Make Peace with the Long Game – Fearless, Consistent Care
- John Coe

- Sep 29
- 3 min read

One of the most consistent truths in commercial real estate is that the path to meaningful success isn’t a sprint—it’s a long, often cyclical climb. If you’re serious about building a durable career, you have to make peace with the long game.
This week, we draw on the perspective of industry veterans who have weathered the most volatile moments in CRE history—from the S&L crisis, to the Great Financial Crisis, to the aftermath of the pandemic. These leaders remind us that enduring success is built on three timeless pillars: fearless action, unrelenting consistency, and genuine care for your partners, investors, and projects.
Lesson 1: Patience and Permanent Capital (The Long Game)
Commercial real estate rewards those who play the long game. In a market environment that often prioritizes quick returns and transactional wins, the real differentiator is patience—paired with strategic control.
Gary Rappaport, who has weathered six or seven downturns since the 1970s, is clear: institutional capital is often a means to an end, not the end itself. His focus is on building assets you can hold and manage over time, with people you trust. That kind of staying power is only possible with patient capital and deep relationships.
Oliver Carr III reinforces this, pointing out that today’s distressed market presents more opportunity than he’s seen in decades. But capturing that opportunity requires a long-term mindset—one that sees downturns not as threats, but as openings for value creation and deeper understanding of how markets truly work.
Lesson 2: Credibility is Currency (Consistent Care)
Reputation in CRE is earned slowly and tested suddenly. When the market turns—and it will—the most valuable thing you carry is your credibility.
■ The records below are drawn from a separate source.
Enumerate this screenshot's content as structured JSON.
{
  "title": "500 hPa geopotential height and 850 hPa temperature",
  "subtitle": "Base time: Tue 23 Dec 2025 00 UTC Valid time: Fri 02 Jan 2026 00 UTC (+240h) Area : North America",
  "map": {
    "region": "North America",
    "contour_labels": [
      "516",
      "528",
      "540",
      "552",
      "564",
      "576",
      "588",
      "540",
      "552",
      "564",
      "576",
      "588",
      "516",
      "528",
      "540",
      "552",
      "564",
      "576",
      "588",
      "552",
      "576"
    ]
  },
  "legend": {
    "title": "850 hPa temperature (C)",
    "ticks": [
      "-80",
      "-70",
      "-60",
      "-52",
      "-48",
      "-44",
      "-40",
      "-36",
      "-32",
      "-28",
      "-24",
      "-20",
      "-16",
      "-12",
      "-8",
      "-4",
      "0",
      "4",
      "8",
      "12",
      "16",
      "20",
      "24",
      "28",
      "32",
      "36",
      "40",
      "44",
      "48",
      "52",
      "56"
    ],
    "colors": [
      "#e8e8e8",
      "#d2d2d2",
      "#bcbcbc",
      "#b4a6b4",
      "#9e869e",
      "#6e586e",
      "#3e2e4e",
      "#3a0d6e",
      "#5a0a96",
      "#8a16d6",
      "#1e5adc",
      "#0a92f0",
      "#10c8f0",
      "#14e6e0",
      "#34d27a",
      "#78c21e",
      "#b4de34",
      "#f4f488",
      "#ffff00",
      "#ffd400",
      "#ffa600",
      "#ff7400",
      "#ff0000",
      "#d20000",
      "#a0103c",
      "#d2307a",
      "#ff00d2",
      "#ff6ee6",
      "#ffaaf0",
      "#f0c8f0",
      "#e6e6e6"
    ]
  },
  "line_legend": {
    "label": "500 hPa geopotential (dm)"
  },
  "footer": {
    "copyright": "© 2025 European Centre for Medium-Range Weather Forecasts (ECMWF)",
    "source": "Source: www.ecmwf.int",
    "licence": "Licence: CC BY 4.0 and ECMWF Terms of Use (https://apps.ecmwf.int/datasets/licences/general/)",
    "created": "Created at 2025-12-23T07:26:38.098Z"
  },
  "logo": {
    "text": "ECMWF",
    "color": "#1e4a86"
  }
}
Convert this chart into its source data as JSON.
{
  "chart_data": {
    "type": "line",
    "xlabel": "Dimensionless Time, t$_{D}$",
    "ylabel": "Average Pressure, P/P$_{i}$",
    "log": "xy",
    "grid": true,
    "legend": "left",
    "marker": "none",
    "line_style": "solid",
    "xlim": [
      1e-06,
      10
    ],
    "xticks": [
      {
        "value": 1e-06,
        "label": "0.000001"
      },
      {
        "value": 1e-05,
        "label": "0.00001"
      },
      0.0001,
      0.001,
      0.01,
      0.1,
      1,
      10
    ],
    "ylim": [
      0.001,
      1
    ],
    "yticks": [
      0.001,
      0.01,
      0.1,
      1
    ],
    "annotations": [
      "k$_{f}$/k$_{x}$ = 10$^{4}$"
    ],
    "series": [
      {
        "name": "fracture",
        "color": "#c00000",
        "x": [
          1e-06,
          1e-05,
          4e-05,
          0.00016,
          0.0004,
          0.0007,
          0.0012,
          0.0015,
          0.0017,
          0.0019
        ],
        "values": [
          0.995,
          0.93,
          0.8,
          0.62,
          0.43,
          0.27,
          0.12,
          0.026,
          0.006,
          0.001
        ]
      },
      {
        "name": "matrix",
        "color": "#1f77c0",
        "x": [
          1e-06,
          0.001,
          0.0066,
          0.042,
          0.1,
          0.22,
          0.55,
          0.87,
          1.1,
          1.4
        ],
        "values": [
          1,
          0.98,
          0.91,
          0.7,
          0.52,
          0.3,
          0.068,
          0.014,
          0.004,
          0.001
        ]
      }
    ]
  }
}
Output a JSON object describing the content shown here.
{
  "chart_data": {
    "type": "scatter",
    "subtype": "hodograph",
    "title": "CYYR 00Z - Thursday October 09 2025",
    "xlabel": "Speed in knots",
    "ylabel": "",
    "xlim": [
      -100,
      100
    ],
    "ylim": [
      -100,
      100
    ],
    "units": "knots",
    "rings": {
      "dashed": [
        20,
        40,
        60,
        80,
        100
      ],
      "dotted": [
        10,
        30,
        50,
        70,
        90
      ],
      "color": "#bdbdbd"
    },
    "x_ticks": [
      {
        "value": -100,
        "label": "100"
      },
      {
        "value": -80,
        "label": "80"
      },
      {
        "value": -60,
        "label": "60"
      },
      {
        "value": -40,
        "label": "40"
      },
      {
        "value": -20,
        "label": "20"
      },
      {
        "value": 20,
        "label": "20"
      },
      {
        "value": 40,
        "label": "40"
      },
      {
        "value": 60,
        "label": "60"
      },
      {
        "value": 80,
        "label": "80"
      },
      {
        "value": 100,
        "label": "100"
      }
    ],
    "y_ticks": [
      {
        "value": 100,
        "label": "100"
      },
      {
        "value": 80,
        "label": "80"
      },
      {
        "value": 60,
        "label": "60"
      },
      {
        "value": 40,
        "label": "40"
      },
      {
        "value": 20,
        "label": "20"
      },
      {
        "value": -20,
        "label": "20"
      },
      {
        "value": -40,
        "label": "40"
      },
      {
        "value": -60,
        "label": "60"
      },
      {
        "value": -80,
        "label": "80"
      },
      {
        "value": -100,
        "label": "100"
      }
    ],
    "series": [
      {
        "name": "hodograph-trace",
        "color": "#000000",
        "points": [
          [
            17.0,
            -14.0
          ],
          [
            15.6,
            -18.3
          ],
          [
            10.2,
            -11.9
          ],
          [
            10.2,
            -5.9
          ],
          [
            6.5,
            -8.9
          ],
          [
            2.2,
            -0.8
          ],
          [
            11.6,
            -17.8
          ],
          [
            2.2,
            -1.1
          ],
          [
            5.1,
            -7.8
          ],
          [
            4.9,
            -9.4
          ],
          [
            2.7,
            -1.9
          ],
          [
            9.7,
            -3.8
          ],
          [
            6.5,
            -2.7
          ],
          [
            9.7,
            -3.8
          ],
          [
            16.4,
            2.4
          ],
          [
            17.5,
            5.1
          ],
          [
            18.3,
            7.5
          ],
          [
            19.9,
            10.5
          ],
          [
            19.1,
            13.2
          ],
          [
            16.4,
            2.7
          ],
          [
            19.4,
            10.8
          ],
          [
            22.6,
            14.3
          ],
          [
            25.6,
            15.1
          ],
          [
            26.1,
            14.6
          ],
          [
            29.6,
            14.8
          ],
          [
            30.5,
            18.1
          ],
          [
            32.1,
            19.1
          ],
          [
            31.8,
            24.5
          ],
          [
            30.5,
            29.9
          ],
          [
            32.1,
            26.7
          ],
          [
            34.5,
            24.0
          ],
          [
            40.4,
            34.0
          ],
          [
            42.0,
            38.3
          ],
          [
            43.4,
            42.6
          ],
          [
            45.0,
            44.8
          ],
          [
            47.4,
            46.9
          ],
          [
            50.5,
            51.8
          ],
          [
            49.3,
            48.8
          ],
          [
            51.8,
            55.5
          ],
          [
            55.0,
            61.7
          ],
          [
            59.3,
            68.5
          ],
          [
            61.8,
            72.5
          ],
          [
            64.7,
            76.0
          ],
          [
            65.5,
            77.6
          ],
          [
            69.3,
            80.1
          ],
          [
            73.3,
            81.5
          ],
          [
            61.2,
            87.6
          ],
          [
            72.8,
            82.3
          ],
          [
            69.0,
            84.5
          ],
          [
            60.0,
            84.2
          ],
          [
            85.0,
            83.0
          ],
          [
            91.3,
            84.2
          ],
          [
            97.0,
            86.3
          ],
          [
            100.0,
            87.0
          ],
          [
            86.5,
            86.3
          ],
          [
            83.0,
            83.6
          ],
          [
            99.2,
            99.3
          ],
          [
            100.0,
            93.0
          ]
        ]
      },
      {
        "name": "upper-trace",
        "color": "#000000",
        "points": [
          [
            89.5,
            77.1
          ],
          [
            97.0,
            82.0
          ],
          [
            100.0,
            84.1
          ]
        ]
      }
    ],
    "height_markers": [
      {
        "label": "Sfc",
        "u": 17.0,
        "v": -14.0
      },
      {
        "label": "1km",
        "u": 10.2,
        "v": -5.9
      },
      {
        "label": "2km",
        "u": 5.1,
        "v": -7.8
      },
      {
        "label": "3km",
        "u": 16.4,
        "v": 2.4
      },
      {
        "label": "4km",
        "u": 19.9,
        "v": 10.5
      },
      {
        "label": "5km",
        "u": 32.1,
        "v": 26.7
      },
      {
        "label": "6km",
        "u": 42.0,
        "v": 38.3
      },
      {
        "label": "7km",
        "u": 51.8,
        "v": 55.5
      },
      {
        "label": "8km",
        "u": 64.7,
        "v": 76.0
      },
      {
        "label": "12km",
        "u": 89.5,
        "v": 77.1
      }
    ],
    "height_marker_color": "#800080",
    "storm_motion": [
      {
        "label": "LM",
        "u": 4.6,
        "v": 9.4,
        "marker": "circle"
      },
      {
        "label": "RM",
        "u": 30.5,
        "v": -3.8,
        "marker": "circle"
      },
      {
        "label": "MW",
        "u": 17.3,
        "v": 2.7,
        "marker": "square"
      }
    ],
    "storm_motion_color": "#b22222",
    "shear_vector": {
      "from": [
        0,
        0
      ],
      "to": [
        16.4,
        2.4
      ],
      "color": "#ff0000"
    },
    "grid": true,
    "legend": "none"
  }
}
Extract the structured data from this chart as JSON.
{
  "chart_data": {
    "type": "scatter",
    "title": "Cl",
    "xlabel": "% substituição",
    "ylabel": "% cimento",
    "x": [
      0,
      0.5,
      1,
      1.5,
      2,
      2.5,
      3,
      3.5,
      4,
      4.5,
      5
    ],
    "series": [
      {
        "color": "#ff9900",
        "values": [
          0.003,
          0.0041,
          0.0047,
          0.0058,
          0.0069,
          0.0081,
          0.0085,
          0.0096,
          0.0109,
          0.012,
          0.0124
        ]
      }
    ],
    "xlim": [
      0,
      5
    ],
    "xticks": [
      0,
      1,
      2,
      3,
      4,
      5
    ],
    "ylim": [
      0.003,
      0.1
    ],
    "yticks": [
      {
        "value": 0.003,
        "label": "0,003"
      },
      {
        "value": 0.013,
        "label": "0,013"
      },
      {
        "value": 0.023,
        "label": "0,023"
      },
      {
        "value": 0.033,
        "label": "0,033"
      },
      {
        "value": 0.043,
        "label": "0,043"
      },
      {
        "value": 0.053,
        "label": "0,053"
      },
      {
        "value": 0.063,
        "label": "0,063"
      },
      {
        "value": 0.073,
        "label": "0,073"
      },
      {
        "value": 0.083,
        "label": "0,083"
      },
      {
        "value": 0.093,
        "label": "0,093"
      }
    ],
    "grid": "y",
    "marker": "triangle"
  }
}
Tom Burton emphasizes the importance of assessing character when choosing operating partners, particularly emerging ones. He looks for people who act as true fiduciaries, who are responsive, transparent, and grounded in principle. As David Orr puts it, “always deal with a high degree of integrity and be honorable in the things that you do.”
Bruce Kirsch adds that trust is built through repetition—by doing what you say, consistently, over time. The industry notices when you show up with integrity, whether in boardrooms or on construction sites.
And Brad Olsen offers a useful reminder: small acts of professionalism compound. Be the pebble that creates ripples. Protect your relationships. Don't burn bridges—you’ll likely cross them again.
Lesson 3: Fearlessness Through Preparation
Fearlessness in this industry doesn’t come from bravado. It comes from discipline. From preparation. From knowing your downside and still choosing to lead.
Ethan Penner, a foundational figure in the CMBS market, encourages young professionals to be bold—to “swing for the fences”—but not recklessly. Boldness works when it’s backed by deep thought, clear strategy, and relentless effort.
Len Forkas, who has taken lessons from endurance expeditions to the top of Mount Everest, notes that the best leaders reduce risk through learning. He advises emerging professionals to seek out people who’ve seen what they haven’t—competitors included—and to ask the right questions.
During challenging cycles, there’s no better teacher than real-world experience. Forkas points to loan workouts as one of the most powerful ways to learn the business—because they reveal everything: valuation, negotiation, operations, and how deals truly hold up under stress.
A Final Note: Play for the Long Term
This industry doesn’t just measure deals—it measures people. And over time, investors consistently return to one key question: Can I trust this person to steward capital, relationships, and outcomes?
If you’re building a reputation based on reliability, responsiveness, and ethical leadership, the answer becomes clear.
In commercial real estate, the long game always wins. It’s just a matter of whether you’re committed to playing it well.